El SECUESTRO DE UNA DEUDA

           EL SECUESTRO DE UNA DEUDA

   Era una humilde mañana en mi mansión, cuando sonó el reloj, llego el momento de alistarse para una cita de negocios, mi hija me dejo a mi cargo a su querido hijo esa mañana, por lo que lo lleve al hotel donde me encontraba con mi socio.
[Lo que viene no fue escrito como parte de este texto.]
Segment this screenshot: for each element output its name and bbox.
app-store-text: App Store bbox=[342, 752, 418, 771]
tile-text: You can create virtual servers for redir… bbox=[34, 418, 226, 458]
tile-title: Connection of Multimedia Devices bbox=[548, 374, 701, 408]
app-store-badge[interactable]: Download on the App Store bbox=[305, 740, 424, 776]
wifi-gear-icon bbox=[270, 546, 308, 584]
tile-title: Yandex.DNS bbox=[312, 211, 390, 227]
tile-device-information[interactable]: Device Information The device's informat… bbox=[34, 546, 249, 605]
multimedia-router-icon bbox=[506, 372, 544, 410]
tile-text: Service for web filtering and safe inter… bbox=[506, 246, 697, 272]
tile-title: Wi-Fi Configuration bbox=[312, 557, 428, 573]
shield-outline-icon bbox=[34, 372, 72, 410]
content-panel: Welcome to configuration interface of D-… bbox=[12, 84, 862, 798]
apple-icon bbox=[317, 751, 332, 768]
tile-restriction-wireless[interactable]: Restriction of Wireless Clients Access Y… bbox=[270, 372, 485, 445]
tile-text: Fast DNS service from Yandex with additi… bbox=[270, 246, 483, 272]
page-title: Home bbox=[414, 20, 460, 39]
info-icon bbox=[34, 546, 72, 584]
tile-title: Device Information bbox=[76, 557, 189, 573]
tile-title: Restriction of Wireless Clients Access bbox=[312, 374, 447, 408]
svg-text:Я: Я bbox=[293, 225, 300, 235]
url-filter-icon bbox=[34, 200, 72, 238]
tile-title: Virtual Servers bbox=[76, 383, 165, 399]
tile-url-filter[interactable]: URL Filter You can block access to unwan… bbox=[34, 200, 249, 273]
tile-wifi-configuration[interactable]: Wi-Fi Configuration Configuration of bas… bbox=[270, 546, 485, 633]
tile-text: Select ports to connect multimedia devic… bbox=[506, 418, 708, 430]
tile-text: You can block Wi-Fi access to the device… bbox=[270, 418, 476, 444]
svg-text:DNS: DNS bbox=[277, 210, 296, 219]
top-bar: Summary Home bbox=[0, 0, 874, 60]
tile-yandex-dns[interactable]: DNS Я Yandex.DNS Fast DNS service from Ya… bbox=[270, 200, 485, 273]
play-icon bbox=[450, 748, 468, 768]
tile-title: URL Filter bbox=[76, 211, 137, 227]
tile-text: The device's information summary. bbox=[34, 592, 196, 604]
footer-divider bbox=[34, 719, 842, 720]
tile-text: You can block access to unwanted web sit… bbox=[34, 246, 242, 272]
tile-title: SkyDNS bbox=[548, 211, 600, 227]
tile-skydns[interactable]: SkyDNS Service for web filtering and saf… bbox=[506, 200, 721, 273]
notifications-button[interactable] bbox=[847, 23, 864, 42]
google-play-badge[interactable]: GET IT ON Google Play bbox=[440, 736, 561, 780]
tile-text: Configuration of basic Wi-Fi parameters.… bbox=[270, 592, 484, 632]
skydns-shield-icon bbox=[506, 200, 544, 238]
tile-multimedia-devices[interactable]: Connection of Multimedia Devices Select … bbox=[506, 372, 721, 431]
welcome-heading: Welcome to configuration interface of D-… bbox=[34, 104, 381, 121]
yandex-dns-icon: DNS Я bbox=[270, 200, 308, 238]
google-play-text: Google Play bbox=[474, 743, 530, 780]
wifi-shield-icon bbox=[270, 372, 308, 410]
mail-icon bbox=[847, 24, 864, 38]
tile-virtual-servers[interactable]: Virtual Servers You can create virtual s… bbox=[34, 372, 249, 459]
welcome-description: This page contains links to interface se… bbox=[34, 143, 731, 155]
    Llamé a mi chofer de confianza y nos dirigimos con mi nieto al lugar, él se fue a jugar cerca mío, pero en un momento lo perdí de vista, no le di mucha importancia, la charla fue aburrida y cuando estaba preparándome para irme no encontré a mi nieto. Enseguida me asusté, no lo encontraba por ningún lugar, fui a buscar al guardia de seguridad que por casualidad era Alfred, un viejo amigo de la infancia, me quiso ayudar mostrándome las cámaras del lugar, en una encontró al chef del lugar atando al niño y llevándoselo a otro lugar.

     Luego de la noticia, recibí una carta, era de la persona que se llevó a mi nieto, me pedía dinero por el rescate, ¡el mal nacido quería mi dinero!!!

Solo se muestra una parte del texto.